A skeleton thought to be Richard III is being subjected to laboratory tests to confirm if it is the former monarch.
Research of burials at the site has identified only one woman, Ellen Luenor.
She is thought to have been one of a number of founders and benefactors of the friary of Greyfriars in Leicester.'High status'
The car park is on the former site of the Greyfriars church, which was within the friary.
Mathew Morris, University of Leicester archaeological services' site director, said: "It wasn't unexpected finding the remains of a woman buried in the friary.
"We know of at least one woman connected with the friary, Ellen Luenor, a possible benefactor and founder with her husband, Gilbert.
"However the friary would have administered to the poor, sick and homeless as well, and without knowing where Ellen Luenor had been originally buried we are unlikely to ever know who the remains are of, or why she was buried there."
The team has not yet examined the female remains.
Richard Buckley, lead archaeologist of the Greyfriars project, said the location of the remains supported the theory they were Ellen Luenor's.
He said they were found in what would have been a "high status" area of the church.
Who was Richard III?
- Richard III (reign: 1483-1485) was the last Yorkist king of England
- His death, aged 32, in the Battle of Bosworth effectively ended the Wars of the Roses
- His nephews Edward V and Richard of York, the "princes in the tower", disappeared in 1483 and are said by many historians to have been murdered on Richard III's orders
- Shakespeare's version of events in his play Richard III added to the king's infamy
- Some historians reject the heinous crimes attributed to him
Source: BBC History
"They were found in the east end of the church," he said.
"Because they came from that part of the building it is possible she could have been one of the founders.
"You wouldn't normally expect a women to be in there otherwise, probably."
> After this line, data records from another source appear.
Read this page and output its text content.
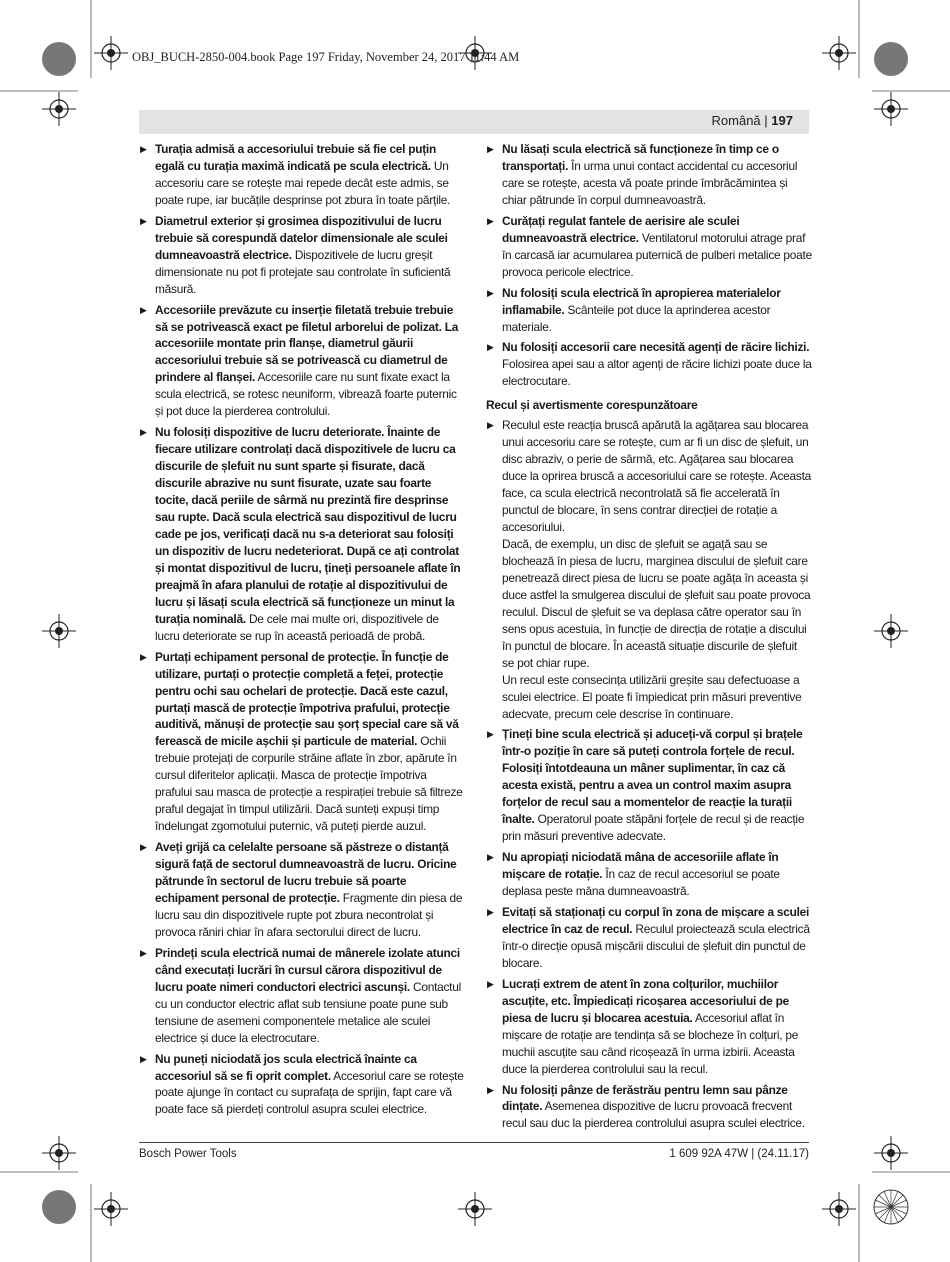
OBJ_BUCH-2850-004.book Page 197 Friday, November 24, 2017 11:44 AM
Română | 197
▶ Turația admisă a accesoriului trebuie să fie cel puțin egală cu turația maximă indicată pe scula electrică. Un accesoriu care se rotește mai repede decât este admis, se poate rupe, iar bucățile desprinse pot zbura în toate părțile.

▶ Diametrul exterior și grosimea dispozitivului de lucru trebuie să corespundă datelor dimensionale ale sculei dumneavoastră electrice. Dispozitivele de lucru greșit dimensionate nu pot fi protejate sau controlate în suficientă măsură.

▶ Accesoriile prevăzute cu inserție filetată trebuie trebuie să se potrivească exact pe filetul arborelui de polizat. La accesoriile montate prin flanșe, diametrul găurii accesoriului trebuie să se potrivească cu diametrul de prindere al flanșei. Accesoriile care nu sunt fixate exact la scula electrică, se rotesc neuniform, vibrează foarte puternic și pot duce la pierderea controlului.

▶ Nu folosiți dispozitive de lucru deteriorate. Înainte de fiecare utilizare controlați dacă dispozitivele de lucru ca discurile de șlefuit nu sunt sparte și fisurate, dacă discurile abrazive nu sunt fisurate, uzate sau foarte tocite, dacă periile de sârmă nu prezintă fire desprinse sau rupte. Dacă scula electrică sau dispozitivul de lucru cade pe jos, verificați dacă nu s-a deteriorat sau folosiți un dispozitiv de lucru nedeteriorat. După ce ați controlat și montat dispozitivul de lucru, țineți persoanele aflate în preajmă în afara planului de rotație al dispozitivului de lucru și lăsați scula electrică să funcționeze un minut la turația nominală. De cele mai multe ori, dispozitivele de lucru deteriorate se rup în această perioadă de probă.

▶ Purtați echipament personal de protecție. În funcție de utilizare, purtați o protecție completă a feței, protecție pentru ochi sau ochelari de protecție. Dacă este cazul, purtați mască de protecție împotriva prafului, protecție auditivă, mănuși de protecție sau șorț special care să vă ferească de micile așchii și particule de material. Ochii trebuie protejați de corpurile străine aflate în zbor, apărute în cursul diferitelor aplicații. Masca de protecție împotriva prafului sau masca de protecție a respirației trebuie să filtreze praful degajat în timpul utilizării. Dacă sunteți expuși timp îndelungat zgomotului puternic, vă puteți pierde auzul.

▶ Aveți grijă ca celelalte persoane să păstreze o distanță sigură față de sectorul dumneavoastră de lucru. Oricine pătrunde în sectorul de lucru trebuie să poarte echipament personal de protecție. Fragmente din piesa de lucru sau din dispozitivele rupte pot zbura necontrolat și provoca răniri chiar în afara sectorului direct de lucru.

▶ Prindeți scula electrică numai de mânerele izolate atunci când executați lucrări în cursul cărora dispozitivul de lucru poate nimeri conductori electrici ascunși. Contactul cu un conductor electric aflat sub tensiune poate pune sub tensiune de asemeni componentele metalice ale sculei electrice și duce la electrocutare.

▶ Nu puneți niciodată jos scula electrică înainte ca accesoriul să se fi oprit complet. Accesoriul care se rotește poate ajunge în contact cu suprafața de sprijin, fapt care vă poate face să pierdeți controlul asupra sculei electrice.

▶ Nu lăsați scula electrică să funcționeze în timp ce o transportați. În urma unui contact accidental cu accesoriul care se rotește, acesta vă poate prinde îmbrăcămintea și chiar pătrunde în corpul dumneavoastră.

▶ Curățați regulat fantele de aerisire ale sculei dumneavoastră electrice. Ventilatorul motorului atrage praf în carcasă iar acumularea puternică de pulberi metalice poate provoca pericole electrice.

▶ Nu folosiți scula electrică în apropierea materialelor inflamabile. Scânteile pot duce la aprinderea acestor materiale.

▶ Nu folosiți accesorii care necesită agenți de răcire lichizi. Folosirea apei sau a altor agenți de răcire lichizi poate duce la electrocutare.

Recul și avertismente corespunzătoare
▶ Reculul este reacția bruscă apărută la agățarea sau blocarea unui accesoriu care se rotește, cum ar fi un disc de șlefuit, un disc abraziv, o perie de sârmă, etc. Agățarea sau blocarea duce la oprirea bruscă a accesoriului care se rotește. Aceasta face, ca scula electrică necontrolată să fie accelerată în punctul de blocare, în sens contrar direcției de rotație a accesoriului.

Dacă, de exemplu, un disc de șlefuit se agață sau se blochează în piesa de lucru, marginea discului de șlefuit care penetrează direct piesa de lucru se poate agăța în aceasta și duce astfel la smulgerea discului de șlefuit sau poate provoca reculul. Discul de șlefuit se va deplasa către operator sau în sens opus acestuia, în funcție de direcția de rotație a discului în punctul de blocare. În această situație discurile de șlefuit se pot chiar rupe.

Un recul este consecința utilizării greșite sau defectuoase a sculei electrice. El poate fi împiedicat prin măsuri preventive adecvate, precum cele descrise în continuare.

▶ Țineți bine scula electrică și aduceți-vă corpul și brațele într-o poziție în care să puteți controla forțele de recul. Folosiți întotdeauna un mâner suplimentar, în caz că acesta există, pentru a avea un control maxim asupra forțelor de recul sau a momentelor de reacție la turații înalte. Operatorul poate stăpâni forțele de recul și de reacție prin măsuri preventive adecvate.

▶ Nu apropiați niciodată mâna de accesoriile aflate în mișcare de rotație. În caz de recul accesoriul se poate deplasa peste mâna dumneavoastră.

▶ Evitați să staționați cu corpul în zona de mișcare a sculei electrice în caz de recul. Reculul proiectează scula electrică într-o direcție opusă mișcării discului de șlefuit din punctul de blocare.

▶ Lucrați extrem de atent în zona colțurilor, muchiilor ascuțite, etc. Împiedicați ricoșarea accesoriului de pe piesa de lucru și blocarea acestuia. Accesoriul aflat în mișcare de rotație are tendința să se blocheze în colțuri, pe muchii ascuțite sau când ricoșează în urma izbirii. Aceasta duce la pierderea controlului sau la recul.

▶ Nu folosiți pânze de ferăstrău pentru lemn sau pânze dințate. Asemenea dispozitive de lucru provoacă frecvent recul sau duc la pierderea controlului asupra sculei electrice.

Bosch Power Tools	1 609 92A 47W | (24.11.17)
The female remains were found in September at about the same time as the male remains.
But while the male remains were an articulated skeleton, the female bones had been disturbed and subsequently reburied.
Mr Buckley said the skeleton may have been dug up by a gardener when the site was the garden of a mansion house in the 17th Century.
The remains would then have been reburied at a higher level than the church floor.
Desk-based research by the team established seven potential named burials in the church in addition to Richard III.
Of these seven, Ellen Luenor was the only woman.
She is thought to have been the wife of Gilbert Luenor, another possible founder and benefactor of the friary, and she would have been buried in about 1250.